Ягун приподнялся на цыпочки:

– Финиш все ближе! Еще немного, и избушка Солонины Андреевны достигнет финишной черты!.. Эй, бабуся, ты чего? Что ты забыла на поле? Задержите ее кто-нибудь, а то затопчут!

К Ягге, растопырив руки, метнулись два циклопа, но старушка цыкнула зубом, сурово зыркнула на них, и циклопы отвяли. Ягге выбежала на поле и остановилась чуть правее финишной черты.

– Сашка-неряшка! А ну узнай меня! – свистнув не хуже Лукерьи, громко крикнула она.

– Ой, мамочка моя бабуся! Я, наверное, спятил! – пораженно затараторил ее внук. – Избушка Солонины Андреевны замирает у финишной черты, не переступив ее. Со скрипом поворачивается к моей бабусе! Солонина Андреевна колотит ее зонтиком, но избушка не слушается. Она подбегает к Ягге, на ходу теряя черепицу. Хозяйка, не ожидавшая такого фортеля, вываливается в окно, чудом зацепившись зонтиком за подоконник.
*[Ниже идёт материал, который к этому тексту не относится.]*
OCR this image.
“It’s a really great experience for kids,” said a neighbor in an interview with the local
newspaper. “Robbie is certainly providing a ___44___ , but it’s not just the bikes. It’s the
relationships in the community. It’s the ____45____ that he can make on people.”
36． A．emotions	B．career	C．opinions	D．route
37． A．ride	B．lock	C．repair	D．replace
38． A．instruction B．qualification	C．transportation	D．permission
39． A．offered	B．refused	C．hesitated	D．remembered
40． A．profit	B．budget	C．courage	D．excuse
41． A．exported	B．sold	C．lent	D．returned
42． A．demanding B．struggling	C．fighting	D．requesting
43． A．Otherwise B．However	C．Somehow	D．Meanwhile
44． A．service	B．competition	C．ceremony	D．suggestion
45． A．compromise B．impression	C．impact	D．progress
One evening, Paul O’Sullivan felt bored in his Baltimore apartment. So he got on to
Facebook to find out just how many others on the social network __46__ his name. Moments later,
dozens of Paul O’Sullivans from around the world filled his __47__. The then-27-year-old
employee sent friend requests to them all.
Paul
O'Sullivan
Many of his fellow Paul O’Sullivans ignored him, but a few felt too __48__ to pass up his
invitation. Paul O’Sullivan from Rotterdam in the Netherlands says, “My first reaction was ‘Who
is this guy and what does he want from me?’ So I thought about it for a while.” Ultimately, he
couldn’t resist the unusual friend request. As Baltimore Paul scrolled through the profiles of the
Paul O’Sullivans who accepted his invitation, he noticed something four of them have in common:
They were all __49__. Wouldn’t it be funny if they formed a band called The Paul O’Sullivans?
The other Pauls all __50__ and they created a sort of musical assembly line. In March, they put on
– Сашка-неряшка! Встань по-старому, как мать поставила! – негромко приказала Ягге.

Избушка остановилась. Зеленая черепица окончательно осыпалась. Под ней обнаружилась растрепанная крыша из соломы и хвороста, с грачиными гнездами у трубы. Солонина Андреевна сидела на песке, машинально держа над головой открывшийся зонтик.

Ягге, красная и негодующая, надвинулась на нее:

– Ну что, свекла иностранная, одурачила ты меня? Ишь ты, селедка, крышу переложила! Крыльцо перекрасила! И не стыдно тебе, бесстыжая?! Думала, я свою избушку по ногам не узнаю! Она и цыпленком-то была голенастенькая!

– Вы с ума сошли! Это наглый захват собственности! Такое может быть только в России! У меня гражданство Антарктиды! Магщество Продрыглых Магций этого так не оставит! – пискнула Солонина Андреевна.

– Вот оно как, и Магщество приплела! Оно и верно, вали все в одну кучу! Да мы сейчас избушку спросим, чья она. А ну-ка, Сашка-неряшка, скажи, кто твоя хозяйка!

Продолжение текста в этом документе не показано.